Singapore (By Muhammad Tashfin):Asian LNG spot prices slipped for a ninth consecutive week, leaving them down more than 40% since the start of the year as demand remains weak.

According to industry sources, the average LNG price for delivery into Northeast Asia in April was $16 per million British thermal units (MMBtu), a decline of $1 or 5.9% from the previous week.

Prices have dropped 77% since August’s $70.50 record highs.

According to Toby Copson, global head of trading at Trident LNG, “the spot market seems to have found a temporary floor; weakness is still obvious world-wide, but a recent emergence of awarded tenders have kept pricing robust.”

He also mentioned that this week, contracts were given to the CPC of Taiwan, the CNOOC of China, the RPBCL of Bangladesh, and the Kansai Electric of Japan.

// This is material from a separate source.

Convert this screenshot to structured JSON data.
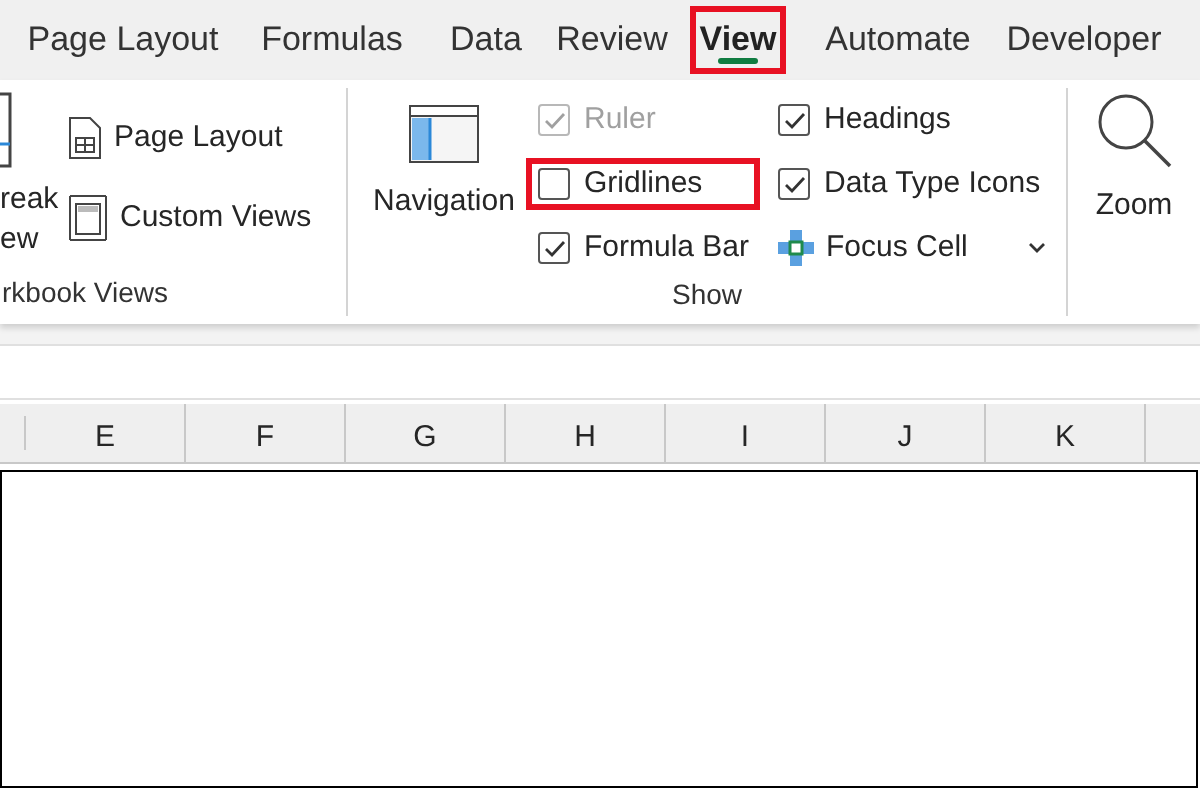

“As we get into shoulder months the demand could be weaker, maintaining prices where they are, if not somewhat dropping. “If we see any activity from China, rates might increase up quickly,” he said, referring to when prompt prices fall below forward prices.

While there has been some buying activity, overall demand is still considered weak, said Lee Rou Urn, Asia head of LNG pricing at Argus Media.

World LNG: Asia spot prices continue to decline due to weak demand and huge inventories

In order to support prices higher, Lee said, “additional other utilities will need to develop for cargoes in northeast Asia.”

In Europe, S&P Global Commodity Insights assessed its daily north-west Europe LNG Marker (NWM) price benchmark for cargoes delivered in April on an ex-ship (DES) basis at $14.452/MMBtu on Feb. 16, a discount of $1.80/MMBtu to the April gas price at the Dutch TTF gas hub, said Ciaran Roe, global director of LNG.

“Despite increased Asian purchasing, the arbitrage from the U.S. remained closed, with netbacks favoring LNG shipments from North America with a destination in Europe.”

On Friday, the European benchmark gas contract also dropped to a new 17-month low as a result of a favorable supply forecast, good storage levels, and temperate weather that constrained demand.

“Fundamentals are also very weak on the Europe side,” Lee of Argus continued, “especially with the Freeport LNG export project having loaded its second cargo earlier this week.”

There is currently no motivation from European consumers to start importing LNG at this time because underground storages are still significantly higher than they were at this time last year.

Freeport LNG, the second largest LNG export facility in the U.S., had this week sought permission from federal regulators to restart commercial operations at its long-idled export plant in Texas that was shut due to a fire.

The amount of gas flowing from U.S. pipelines to Freeport jumped to its highest since the facility was shut after the company restarted one of the plant’s three liquefaction trains, which turns gas into LNG for export.

According to Henry Bennett, global head of pricing at Spark Commodities, LNG spot freight costs in the Atlantic increased on a weekly basis for the first time since November as the market stabilised.

On Friday, Atlantic rates slightly increased from the previous week to $55,000/day, while Pacific rates increased to $69,250/day.